Don Canelo






Don Canelo
Joaquín Artime © 2012
Tinta, papel.
7,2 x 5,1 x 0,3 cm.
Don Canelo
1933 – 1966

Jamás nadie supo con exactitud cuál era su nombre de pila. Ya desde muy pequeño todos se dirigieron a él por el apellido de su padre, que escondía una historia vinculada a la patria y el oficio militar.

Cuando llegó como hijo único al seno de una familia que con el tiempo se dibujaría como la más ortodoxa de las cunas falangistas, se convirtió en el segundo hombre de más poder de Alcúzar de Jerez, en la desaparecida Isla de San Borondón. Cada una de las cosas que el niño pedía le eran concedidas, de lo contrario, gritaba y pataleaba hasta que sus órdenes no eran más que satisfechas.

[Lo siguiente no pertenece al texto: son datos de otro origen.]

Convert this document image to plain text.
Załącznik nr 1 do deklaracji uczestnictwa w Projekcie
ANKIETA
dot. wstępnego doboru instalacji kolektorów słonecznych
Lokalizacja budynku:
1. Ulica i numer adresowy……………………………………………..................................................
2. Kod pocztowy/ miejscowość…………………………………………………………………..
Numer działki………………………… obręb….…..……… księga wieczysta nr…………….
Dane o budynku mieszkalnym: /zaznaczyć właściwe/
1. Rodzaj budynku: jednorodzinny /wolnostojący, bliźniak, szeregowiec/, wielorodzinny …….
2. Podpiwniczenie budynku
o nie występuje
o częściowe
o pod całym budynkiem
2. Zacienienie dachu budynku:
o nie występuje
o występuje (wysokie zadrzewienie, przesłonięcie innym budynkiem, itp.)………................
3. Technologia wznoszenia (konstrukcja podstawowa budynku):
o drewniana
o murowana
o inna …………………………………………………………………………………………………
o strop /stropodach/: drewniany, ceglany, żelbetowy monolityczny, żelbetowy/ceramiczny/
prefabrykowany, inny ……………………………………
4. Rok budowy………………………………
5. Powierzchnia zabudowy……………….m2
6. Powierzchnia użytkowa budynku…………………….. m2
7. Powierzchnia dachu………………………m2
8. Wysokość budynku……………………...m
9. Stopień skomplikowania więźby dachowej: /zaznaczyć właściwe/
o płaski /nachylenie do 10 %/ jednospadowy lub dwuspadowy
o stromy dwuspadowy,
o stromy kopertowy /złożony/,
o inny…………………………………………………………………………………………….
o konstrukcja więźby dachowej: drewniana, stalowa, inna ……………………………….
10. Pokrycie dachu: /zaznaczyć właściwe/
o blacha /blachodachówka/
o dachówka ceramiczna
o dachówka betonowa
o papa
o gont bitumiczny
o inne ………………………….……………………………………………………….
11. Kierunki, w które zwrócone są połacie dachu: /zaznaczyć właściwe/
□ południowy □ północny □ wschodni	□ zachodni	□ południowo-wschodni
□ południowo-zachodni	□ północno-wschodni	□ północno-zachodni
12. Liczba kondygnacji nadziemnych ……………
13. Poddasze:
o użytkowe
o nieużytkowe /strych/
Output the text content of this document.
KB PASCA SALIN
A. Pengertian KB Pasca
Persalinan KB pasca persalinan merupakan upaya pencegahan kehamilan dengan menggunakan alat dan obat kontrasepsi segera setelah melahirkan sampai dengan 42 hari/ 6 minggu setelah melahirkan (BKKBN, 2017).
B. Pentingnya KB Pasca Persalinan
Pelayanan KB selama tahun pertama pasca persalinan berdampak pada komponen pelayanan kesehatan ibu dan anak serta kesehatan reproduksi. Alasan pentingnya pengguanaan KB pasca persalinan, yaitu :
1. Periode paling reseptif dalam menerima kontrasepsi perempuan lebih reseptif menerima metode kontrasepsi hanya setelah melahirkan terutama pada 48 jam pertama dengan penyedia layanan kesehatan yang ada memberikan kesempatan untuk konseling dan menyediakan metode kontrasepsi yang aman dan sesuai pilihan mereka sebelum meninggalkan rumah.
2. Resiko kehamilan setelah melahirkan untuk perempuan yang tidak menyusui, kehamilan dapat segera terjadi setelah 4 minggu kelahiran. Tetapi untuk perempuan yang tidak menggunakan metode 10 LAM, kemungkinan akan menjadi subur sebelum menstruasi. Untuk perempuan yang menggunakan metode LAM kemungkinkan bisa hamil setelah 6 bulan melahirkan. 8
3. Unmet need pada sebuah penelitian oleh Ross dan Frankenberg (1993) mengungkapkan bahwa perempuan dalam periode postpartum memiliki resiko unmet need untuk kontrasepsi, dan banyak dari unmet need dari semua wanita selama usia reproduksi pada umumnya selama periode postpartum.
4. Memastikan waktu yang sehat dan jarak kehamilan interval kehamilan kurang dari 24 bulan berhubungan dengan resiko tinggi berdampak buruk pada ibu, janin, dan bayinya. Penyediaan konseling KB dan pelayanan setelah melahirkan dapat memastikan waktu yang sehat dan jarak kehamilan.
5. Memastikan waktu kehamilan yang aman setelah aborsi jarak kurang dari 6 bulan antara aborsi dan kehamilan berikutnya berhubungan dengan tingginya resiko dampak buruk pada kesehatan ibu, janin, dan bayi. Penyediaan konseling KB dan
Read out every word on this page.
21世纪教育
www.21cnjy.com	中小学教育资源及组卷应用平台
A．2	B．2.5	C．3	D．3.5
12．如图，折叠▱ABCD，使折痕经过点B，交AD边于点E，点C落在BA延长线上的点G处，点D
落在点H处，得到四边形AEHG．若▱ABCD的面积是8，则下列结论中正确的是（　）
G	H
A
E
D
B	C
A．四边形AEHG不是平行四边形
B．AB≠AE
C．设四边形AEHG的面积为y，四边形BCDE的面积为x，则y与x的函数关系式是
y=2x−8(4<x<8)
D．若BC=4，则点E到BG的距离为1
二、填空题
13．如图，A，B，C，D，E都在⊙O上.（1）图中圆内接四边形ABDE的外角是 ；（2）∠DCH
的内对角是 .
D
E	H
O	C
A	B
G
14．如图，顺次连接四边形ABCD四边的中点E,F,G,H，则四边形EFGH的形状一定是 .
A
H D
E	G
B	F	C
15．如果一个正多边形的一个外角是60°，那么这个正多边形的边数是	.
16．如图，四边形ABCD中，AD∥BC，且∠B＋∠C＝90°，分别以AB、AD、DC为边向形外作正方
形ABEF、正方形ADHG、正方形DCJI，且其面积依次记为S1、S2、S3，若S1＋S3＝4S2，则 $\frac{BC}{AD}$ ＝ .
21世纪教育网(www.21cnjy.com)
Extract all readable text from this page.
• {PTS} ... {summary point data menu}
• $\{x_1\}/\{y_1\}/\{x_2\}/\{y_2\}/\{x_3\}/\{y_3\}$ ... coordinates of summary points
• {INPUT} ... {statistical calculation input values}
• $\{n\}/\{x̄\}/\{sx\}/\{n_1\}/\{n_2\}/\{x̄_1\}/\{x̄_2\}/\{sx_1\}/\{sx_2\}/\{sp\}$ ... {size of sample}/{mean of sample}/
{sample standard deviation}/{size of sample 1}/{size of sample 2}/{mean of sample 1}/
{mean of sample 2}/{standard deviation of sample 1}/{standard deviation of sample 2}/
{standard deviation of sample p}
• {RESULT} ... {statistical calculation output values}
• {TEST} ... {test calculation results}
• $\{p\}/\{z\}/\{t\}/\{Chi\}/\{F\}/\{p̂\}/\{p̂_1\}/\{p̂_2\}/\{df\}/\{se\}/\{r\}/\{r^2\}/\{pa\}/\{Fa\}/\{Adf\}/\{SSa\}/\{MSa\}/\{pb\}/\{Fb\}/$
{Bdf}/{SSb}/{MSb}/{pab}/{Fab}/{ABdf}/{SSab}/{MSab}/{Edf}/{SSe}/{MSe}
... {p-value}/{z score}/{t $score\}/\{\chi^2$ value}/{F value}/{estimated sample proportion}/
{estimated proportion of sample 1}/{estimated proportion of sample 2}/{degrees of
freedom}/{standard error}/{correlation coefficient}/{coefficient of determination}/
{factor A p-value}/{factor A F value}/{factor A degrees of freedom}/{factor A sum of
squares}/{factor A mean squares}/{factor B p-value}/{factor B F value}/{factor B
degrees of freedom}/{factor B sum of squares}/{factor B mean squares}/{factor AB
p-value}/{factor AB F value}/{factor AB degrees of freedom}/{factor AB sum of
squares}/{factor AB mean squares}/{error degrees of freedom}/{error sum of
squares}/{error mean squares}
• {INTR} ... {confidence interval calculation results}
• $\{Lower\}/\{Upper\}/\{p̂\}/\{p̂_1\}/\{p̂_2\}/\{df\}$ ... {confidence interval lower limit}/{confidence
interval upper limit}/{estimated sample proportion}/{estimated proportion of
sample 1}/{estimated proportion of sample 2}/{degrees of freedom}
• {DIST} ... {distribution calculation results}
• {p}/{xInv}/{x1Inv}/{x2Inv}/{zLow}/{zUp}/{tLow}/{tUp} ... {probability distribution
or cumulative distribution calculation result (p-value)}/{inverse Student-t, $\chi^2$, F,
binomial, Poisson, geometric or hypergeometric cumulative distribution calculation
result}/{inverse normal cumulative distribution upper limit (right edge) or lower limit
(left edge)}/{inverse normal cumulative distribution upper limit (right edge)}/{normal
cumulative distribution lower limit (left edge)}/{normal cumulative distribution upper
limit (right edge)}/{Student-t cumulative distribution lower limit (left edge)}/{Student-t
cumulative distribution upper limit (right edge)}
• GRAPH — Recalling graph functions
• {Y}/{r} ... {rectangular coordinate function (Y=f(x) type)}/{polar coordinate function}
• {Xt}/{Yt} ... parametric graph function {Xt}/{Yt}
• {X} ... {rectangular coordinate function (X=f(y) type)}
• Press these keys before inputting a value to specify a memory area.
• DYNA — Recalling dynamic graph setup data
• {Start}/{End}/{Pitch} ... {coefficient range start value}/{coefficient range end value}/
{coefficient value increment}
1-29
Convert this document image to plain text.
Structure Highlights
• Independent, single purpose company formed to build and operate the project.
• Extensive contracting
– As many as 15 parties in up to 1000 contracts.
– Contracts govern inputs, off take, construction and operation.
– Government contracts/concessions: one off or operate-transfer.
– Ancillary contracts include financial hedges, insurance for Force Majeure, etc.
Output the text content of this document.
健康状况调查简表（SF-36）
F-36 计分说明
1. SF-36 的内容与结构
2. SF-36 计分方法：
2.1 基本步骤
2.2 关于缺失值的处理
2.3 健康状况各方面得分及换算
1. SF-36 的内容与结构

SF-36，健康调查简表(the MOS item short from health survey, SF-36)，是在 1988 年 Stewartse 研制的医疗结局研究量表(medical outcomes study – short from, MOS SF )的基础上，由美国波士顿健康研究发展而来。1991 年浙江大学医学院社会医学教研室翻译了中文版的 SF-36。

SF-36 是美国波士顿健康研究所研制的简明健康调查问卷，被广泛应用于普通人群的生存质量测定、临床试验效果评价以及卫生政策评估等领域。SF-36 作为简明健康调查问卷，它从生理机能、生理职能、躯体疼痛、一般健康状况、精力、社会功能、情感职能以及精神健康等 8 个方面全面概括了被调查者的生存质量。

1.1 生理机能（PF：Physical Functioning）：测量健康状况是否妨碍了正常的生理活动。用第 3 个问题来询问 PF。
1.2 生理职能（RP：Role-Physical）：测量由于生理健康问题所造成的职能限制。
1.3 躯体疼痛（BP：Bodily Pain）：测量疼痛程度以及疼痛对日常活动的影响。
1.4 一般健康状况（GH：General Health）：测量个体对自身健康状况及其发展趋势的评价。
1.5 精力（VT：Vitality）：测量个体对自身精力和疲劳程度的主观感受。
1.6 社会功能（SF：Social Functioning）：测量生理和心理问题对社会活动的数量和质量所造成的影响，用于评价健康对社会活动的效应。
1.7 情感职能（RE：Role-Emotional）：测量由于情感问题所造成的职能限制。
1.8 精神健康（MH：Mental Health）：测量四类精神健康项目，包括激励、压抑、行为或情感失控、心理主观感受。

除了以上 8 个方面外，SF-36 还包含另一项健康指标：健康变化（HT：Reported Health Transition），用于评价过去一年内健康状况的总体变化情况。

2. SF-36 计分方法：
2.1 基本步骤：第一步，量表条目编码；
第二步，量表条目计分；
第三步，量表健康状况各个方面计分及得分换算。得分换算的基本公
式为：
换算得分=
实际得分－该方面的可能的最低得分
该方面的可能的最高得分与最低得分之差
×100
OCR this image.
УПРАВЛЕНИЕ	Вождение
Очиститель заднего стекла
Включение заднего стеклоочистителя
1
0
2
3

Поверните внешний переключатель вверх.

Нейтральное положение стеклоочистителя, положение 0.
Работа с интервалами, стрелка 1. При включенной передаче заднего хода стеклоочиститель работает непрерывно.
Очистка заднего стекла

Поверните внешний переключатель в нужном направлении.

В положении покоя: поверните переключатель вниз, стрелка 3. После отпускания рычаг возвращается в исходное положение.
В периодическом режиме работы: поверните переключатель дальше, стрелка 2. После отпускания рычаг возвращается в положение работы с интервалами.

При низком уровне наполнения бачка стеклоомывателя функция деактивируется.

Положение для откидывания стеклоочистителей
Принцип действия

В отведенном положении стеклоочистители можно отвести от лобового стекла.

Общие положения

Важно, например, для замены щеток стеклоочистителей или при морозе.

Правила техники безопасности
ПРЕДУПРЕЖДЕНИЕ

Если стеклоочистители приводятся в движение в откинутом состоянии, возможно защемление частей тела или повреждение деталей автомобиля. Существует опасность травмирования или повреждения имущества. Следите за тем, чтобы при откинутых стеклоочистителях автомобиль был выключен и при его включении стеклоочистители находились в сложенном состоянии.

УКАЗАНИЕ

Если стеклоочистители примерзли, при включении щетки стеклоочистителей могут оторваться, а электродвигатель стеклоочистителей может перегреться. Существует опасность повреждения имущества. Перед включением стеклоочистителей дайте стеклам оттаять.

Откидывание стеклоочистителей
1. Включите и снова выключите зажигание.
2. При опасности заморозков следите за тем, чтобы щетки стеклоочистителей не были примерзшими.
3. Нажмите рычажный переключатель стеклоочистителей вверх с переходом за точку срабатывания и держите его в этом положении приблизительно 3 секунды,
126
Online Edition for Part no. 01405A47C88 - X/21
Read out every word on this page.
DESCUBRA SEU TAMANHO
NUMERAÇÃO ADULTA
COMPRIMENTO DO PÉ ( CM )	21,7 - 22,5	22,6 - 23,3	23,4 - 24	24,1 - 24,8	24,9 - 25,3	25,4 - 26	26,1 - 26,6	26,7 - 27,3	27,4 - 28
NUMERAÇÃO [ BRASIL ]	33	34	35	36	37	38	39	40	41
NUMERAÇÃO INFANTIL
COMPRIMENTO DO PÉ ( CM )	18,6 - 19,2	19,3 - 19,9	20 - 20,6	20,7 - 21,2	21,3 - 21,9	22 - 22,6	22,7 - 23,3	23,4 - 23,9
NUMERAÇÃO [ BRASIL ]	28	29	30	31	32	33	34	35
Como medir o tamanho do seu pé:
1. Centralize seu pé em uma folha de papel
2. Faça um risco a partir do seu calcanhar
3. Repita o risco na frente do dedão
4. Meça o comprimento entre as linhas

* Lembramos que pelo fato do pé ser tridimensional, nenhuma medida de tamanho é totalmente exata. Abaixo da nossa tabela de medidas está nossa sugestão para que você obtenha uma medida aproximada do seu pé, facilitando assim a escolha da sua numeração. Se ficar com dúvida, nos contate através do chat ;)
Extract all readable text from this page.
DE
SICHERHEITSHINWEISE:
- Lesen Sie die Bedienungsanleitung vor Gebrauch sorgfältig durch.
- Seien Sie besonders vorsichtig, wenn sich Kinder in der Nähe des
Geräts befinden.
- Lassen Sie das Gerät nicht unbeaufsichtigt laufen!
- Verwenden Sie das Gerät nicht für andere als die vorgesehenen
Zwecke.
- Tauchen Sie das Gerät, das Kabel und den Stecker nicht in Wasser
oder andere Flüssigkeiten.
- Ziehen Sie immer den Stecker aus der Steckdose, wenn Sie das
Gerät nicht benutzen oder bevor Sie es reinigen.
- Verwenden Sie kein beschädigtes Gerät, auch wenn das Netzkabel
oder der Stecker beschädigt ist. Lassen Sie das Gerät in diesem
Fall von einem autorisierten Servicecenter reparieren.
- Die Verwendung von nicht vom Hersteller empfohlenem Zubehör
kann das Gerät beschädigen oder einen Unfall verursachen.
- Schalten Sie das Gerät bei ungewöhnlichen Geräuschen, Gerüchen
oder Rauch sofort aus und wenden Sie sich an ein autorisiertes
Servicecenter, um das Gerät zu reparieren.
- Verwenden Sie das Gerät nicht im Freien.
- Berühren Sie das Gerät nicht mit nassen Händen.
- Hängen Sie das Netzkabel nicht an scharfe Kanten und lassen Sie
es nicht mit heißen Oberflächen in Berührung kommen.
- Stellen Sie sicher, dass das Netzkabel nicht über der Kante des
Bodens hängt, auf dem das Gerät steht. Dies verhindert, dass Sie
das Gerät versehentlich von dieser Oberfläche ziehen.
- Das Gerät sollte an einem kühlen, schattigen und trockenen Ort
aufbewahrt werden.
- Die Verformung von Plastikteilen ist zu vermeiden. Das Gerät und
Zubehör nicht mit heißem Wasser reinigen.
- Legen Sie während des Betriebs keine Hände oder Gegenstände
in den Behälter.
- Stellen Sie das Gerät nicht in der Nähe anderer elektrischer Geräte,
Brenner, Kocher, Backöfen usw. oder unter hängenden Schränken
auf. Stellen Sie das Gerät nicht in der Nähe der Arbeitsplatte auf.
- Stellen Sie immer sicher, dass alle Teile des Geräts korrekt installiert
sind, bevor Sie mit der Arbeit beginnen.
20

Así consiguió todo lo que se propuso. De modo arbitrario y caprichoso cambiaba los nombres de las calles, el significado de las palabras, las profesiones de las gentes, las vacas. Cualquier mañana uno podía despertarse siendo campesino; a la mañana siguiente, cura; y a la otra, alcalde. Ya entonces demostraba buenas dotes para la estrategia y la manipulación, pues no brindó su puesto a nadie, se había reservado el derecho a ser rey.

Su padre no veía con buenos ojos que el pequeño se autoproclamase heredero del recién nombrado reino de San Borondón, y de una azotaina le quitó parte de la malcriadez y el engreimiento, pero no la invención.

Su infancia la dedicó a levantar suposiciones, disparates que los criados permitían y que en su cabeza se asentaban como verdades absolutas. En realidad, no había pueblo de Alcúzar de Jerez, ni Isla de San Borondón, ni reino, ni calles que llevasen como insignia su temido nombre; sólo existía dentro de sí un vacío negro y profundo que él mismo se afanaba en rellenar con los malnutridos granos de su imaginación.

Poco a poco lo conocieron por sus excentricidades, y como llamaba demasiado la atención, sus padres decidieron ofrecerle una educación estricta sin salir de la finca. Hecho que lo colmó de rumores que aseguraban que estaba loco. “Ha pintado todas las puertas de la casa de color rosa”, “se pone el sombrero para dormir”, “canta canciones que no existen”, “lleva a cabo rituales de ofrenda al demonio”.

Aunque nada en esto había de cierto, el niño creció siendo figura imponente y origen de habladurías. Cuando estaba con su padre, Don Álvaro, los vecinos lo trataban con reverencia y respeto, a sus espaldas lo llamaban el demente del pueblo. Sin amigos, masticando tabaco y leyendo libros al revés, terminó de enajenarse, proclamando mensajes de igualdad y rebelión, cuestionándose todo aquello que le habían enseñado. Y como estaba loco, lo encerraron en su cuarto. Y tan loco estaba que no importó que no quisiese cortarse el pelo, ni que escribiese durante años una biblia sagrada que perdonase todos los pecados civiles de unos padres cegados por el poder y el dinero. Que la leyese en voz alta, detrás de la celosía de su ventana, sólo era una molestia más de todas las que provocaba.

Cuando a los treinta y tres años se escapó de casa, ya nadie lo reconoció, predicando como un mendigo –con ropas de harapiento y voz cascada por la bebida– ilusiones de un futuro mejor, viejas frases prohibidas que sonaban a república y derecho. Cosas que no parecían de loco sino de necio. Por eso, acabaron dándole una paliza que lo llevó directo al hospital. Allí sus padres lo encontraron sin dificultad alguna. Angustiados por el error de haber dejado volar su mente, asearon al hijo, le devolvieron un aspecto digno, decoroso, apropiado para el entierro.

Desde entonces, es un fantasma que vaga por las calles buscando el antiguo olor de su tabaco, gritando cosas de loco, cosas que aún hoy no encuentran lugar.